Au détour d'une interview, Tierra Whack a déclaré un jour vouloir cesser d'être rappeuse pour devenir une artiste. Et de fait, quelques temps après un single annonciateur, "Mumbo Jumbo", nous en sommes là avec Whack World. La jeune femme de Philadelphie, qui s'était d'abord illustrée pour ses freestyles sous le pseudonyme de Dizzle Dizz, avant de passer quelques temps à Atlanta, fait maintenant preuve sous son propre nom d'une approche résolument arty. Ce projet, en effet, a pour particularité d'empiler quinze ébauches de chansons, d'une minute chacune, pas plus, pas moins. Cela leur permet, à l'heure des réseaux sociaux, de respecter la limite de durée imposée aux vidéos sur Instagram, chacun de ces morceaux ayant fait l'objet d'une quinzaine de petites vignettes filmées, désormais toutes compilées sur Youtube.
Le projet Whack World est donc autant visuel que musical. Conçus par Thibaut Duverneix et Mathieu Léger, deux vidéastes du studio Gentilhomme de Montréal, les clips illustrent chaque chanson avec autant de petites saynètes colorées et remplies de trouvailles. On y voit Tierra Whack utiliser la manucure comme un moyen d'expression, rapper le visage boursouflé, soigner un chien empaillé, manger des perles avec des baguettes, chanter dans un cimetière avec des marionnettes, couper tout un tas de ballons rouges, s'échiner à perdre des kilos, s'étendre dans un cercueil scintillant, puis s'enfermer dans une maison miniature. Et bien entendu, la musique se montre toute aussi diverse et créative que les images qui vont avec.
Le rap demeure la base, et sa grande maîtrise par Tierra Whack témoigne de son passé de freestyleuse. Toutefois, conformément à ses désirs, la jeune femme s'en affranchit. Les styles employés varient à chaque fois, les flows se renouvelent, tenant compte des évolutions récentes du rap, à la manière de "Mumbo Jumbo", qui semblait déjà être une appropriation très personnelle du mumble rap. Elle chante, aussi, tentant des escapades dans la pop et dans le R&B, voire dans la country ("Fuck Off"). Elle déforme même sa voix, marmonnant sur "Bugs Life", ou s'exprimant avec un timbre gonflé à l'hélium ("Dr. Seuss"). Quant aux sons, ils mangent aussi à tous les râteliers, passant du très organique au très synthétique, du vraiment rythmé au franchement atmosphérique, d'un esprit pop sixties ("Silly Sam") et d'une musique électronique rétro ("Fuck Off"), aux recettes bien plus contemporaines de la trap music.

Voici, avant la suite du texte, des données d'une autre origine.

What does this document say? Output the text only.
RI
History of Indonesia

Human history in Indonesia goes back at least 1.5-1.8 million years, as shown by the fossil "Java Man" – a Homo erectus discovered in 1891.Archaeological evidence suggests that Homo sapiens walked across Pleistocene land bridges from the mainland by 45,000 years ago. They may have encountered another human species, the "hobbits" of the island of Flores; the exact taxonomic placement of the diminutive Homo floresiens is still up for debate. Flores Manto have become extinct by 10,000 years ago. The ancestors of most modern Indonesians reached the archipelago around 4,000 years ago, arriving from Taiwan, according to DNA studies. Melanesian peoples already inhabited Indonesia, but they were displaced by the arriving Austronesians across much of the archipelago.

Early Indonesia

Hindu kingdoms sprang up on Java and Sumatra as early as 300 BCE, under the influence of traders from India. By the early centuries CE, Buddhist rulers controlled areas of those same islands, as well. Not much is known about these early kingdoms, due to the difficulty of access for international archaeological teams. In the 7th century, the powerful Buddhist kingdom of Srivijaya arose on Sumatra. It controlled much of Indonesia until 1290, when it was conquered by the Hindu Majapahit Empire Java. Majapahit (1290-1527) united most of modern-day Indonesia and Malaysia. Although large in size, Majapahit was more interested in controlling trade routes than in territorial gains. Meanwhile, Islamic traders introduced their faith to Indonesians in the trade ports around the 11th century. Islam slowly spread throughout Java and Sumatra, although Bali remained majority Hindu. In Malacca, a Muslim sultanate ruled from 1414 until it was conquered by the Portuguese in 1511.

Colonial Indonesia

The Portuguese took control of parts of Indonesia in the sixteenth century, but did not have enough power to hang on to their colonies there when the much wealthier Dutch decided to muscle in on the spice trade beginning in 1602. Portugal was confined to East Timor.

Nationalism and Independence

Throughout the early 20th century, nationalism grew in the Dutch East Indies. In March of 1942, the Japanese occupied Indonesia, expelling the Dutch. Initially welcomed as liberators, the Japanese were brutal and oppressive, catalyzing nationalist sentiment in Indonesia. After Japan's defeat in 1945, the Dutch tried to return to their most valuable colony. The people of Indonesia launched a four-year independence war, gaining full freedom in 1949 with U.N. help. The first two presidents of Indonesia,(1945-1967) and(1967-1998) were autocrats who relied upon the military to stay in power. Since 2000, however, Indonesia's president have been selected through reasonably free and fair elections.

Côté paroles, c'est la même veine poétique et surréaliste. La rappeuse est fantasque, elle fait continument allusion au monde de l'enfance, avec sa pochette en pâte à modeler, son univers coloré aux allures de maison de poupée, un morceau, "Fruit Salad", inspiré par les Wiggles (un groupe australien pour les marmots) et d'autres nommés d'après le jeu Hippos Gloutons ("Hungry Hippos"), le film 1001 Pattes ("Bugs Life") ou un célèbre auteur de livres pour la jeunesse ("Dr. Seuss"). Dès l'introductif "Black Nails", Tierra Whack cherche à s'imposer l'optimisme pour règle, mais un peu de noirceur transparait derrière toutes ces couleurs. Ses sujets triviaux issus de la vie quotidienne lui permettent d'aborder ses peines diverses et variées. La télé devient l'occasion de parler d'un amour gâché ("Cable Guy"), le poulet frit est une métaphore de la rudesse de la rue ("4 Wings"), son hymne aux chiens un hommage à un ami mort ("Pet Cemetery"), son ode ironique à une alimentation saine parle de confiance en soi ("Fruit Salad") et une marque de GPS lui sert à exprimer son sentiment de perdition ("Waze").

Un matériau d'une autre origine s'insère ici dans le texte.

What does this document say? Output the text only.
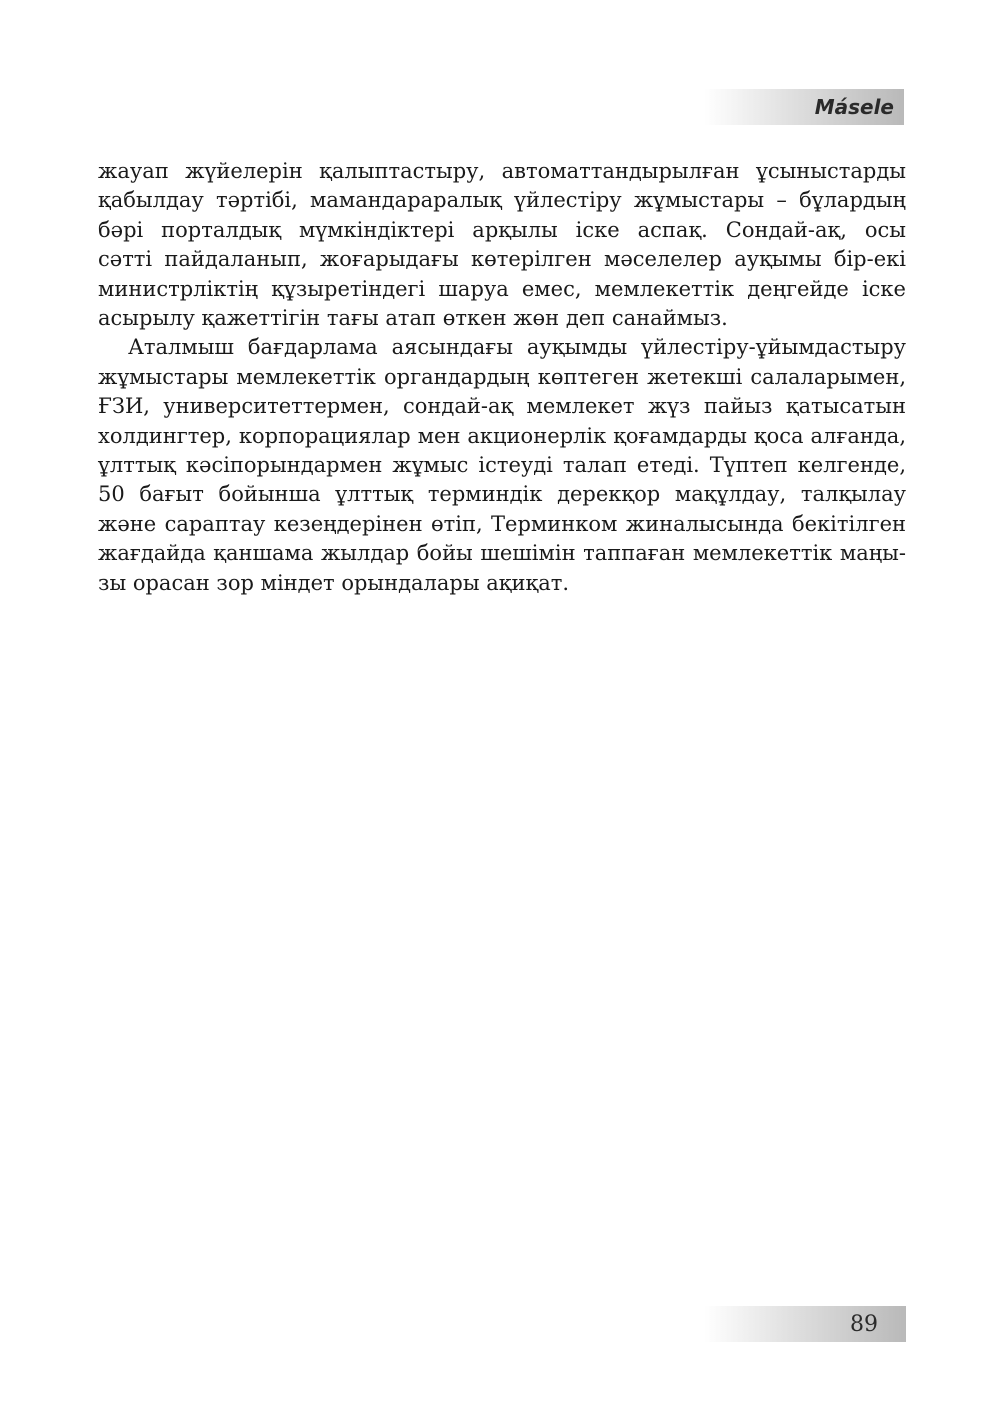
Másele

жауап жүйелерін қалыптастыру, автоматтандырылған ұсыныстарды
қабылдау тәртібі, мамандараралық үйлестіру жұмыстары – бұлардың
бәрі порталдық мүмкіндіктері арқылы іске аспақ. Сондай-ақ, осы
сәтті пайдаланып, жоғарыдағы көтерілген мәселелер ауқымы бір-екі
министрліктің құзыретіндегі шаруа емес, мемлекеттік деңгейде іске
асырылу қажеттігін тағы атап өткен жөн деп санаймыз.

Аталмыш бағдарлама аясындағы ауқымды үйлестіру-ұйымдастыру
жұмыстары мемлекеттік органдардың көптеген жетекші салаларымен,
ҒЗИ, университеттермен, сондай-ақ мемлекет жүз пайыз қатысатын
холдингтер, корпорациялар мен акционерлік қоғамдарды қоса алғанда,
ұлттық кәсіпорындармен жұмыс істеуді талап етеді. Түптеп келгенде,
50 бағыт бойынша ұлттық терминдік дерекқор мақұлдау, талқылау
және сараптау кезеңдерінен өтіп, Терминком жиналысында бекітілген
жағдайда қаншама жылдар бойы шешімін таппаған мемлекеттік маңы-
зы орасан зор міндет орындалары ақиқат.

89
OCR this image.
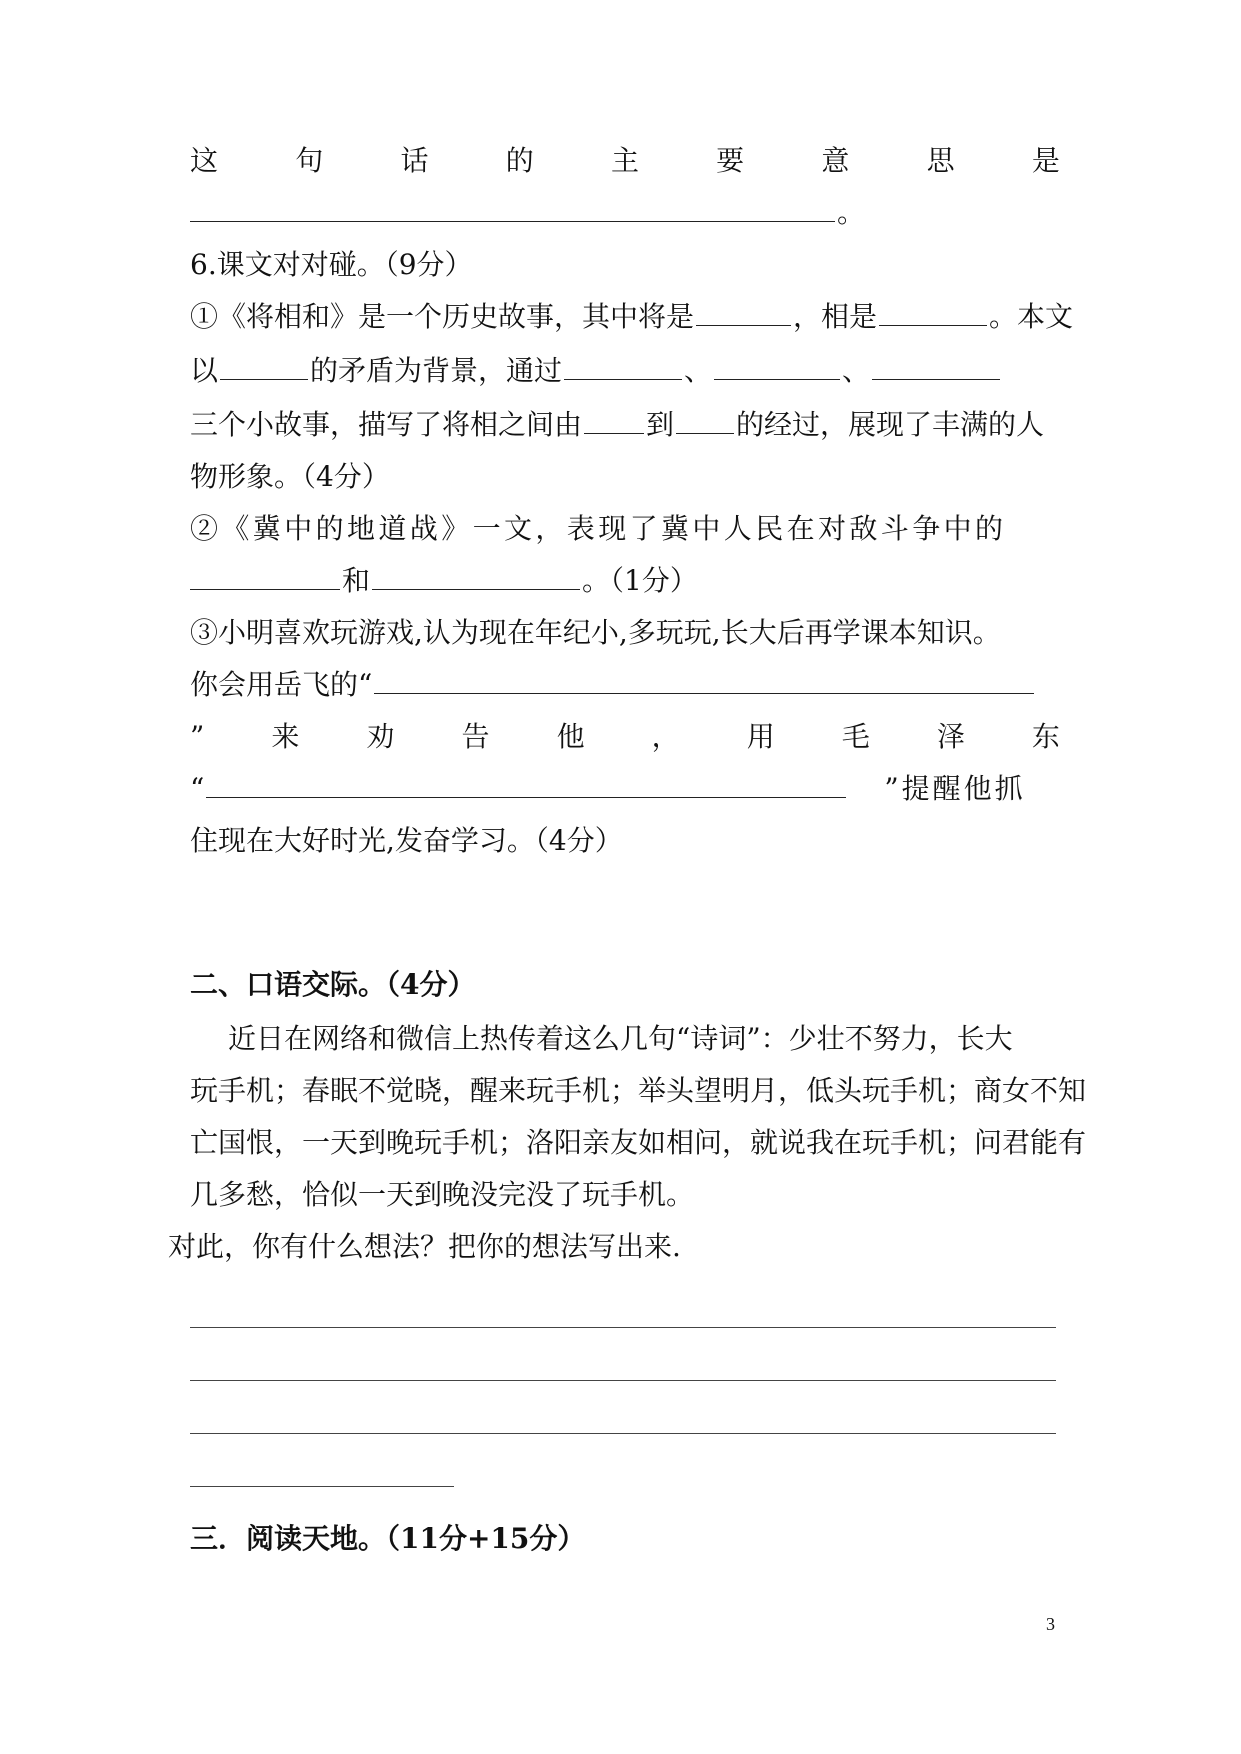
这	句	话	的	主	要	意	思	是
。
6.课文对对碰。（9分）
①《将相和》是一个历史故事，其中将是	，相是	。本文
以	的矛盾为背景，通过	、	、
三个小故事，描写了将相之间由 到 的经过，展现了丰满的人
物形象。（4分）
②《冀中的地道战》一文，表现了冀中人民在对敌斗争中的
和	。（1分）
③小明喜欢玩游戏,认为现在年纪小,多玩玩,长大后再学课本知识。
你会用岳飞的“
” 来 劝 告 他 ， 用 毛 泽 东
“	”提醒他抓
住现在大好时光,发奋学习。（4分）
二、口语交际。（4分）
近日在网络和微信上热传着这么几句“诗词”：少壮不努力，长大
玩手机；春眠不觉晓，醒来玩手机；举头望明月，低头玩手机；商女不知
亡国恨，一天到晚玩手机；洛阳亲友如相问，就说我在玩手机；问君能有
几多愁，恰似一天到晚没完没了玩手机。
对此，你有什么想法？把你的想法写出来.
三．阅读天地。（11分+15分）
3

Au bout du compte, avec ce projet total qu'est Whack World, la rappeuse de Philadelphie dit énormément de choses en un minimum de temps. On ne sait plus très bien si c'est la musique qui retient l'attention, si ce sont les visuels, ou si c'est l'ensemble. D'autant plus que tout cela est parasité par un intense battage médiatique qui, couplé à des fréquentations de premier plan (elle a fait la première partie de Lauryn Hill, elle a pour fan Solange Knowles et elle fréquente Andre 3000), semble indiquer que l'industrie du disque a placé ses billes sur la jeune femme. Une rumeur persistante, en effet, l'annonce chez Interscope. Mais quoi qu'il en soit du caractère spontané ou calculé de l'émergence de Tierra Whack, elle a le mérite d'avoir su s’accaparer une approche ludique, humoristique et exubérante qui semblait avoir disparu du rap depuis les Native Tongues, Outkast, Missy Elliott et une poignée d'autres fantaisistes.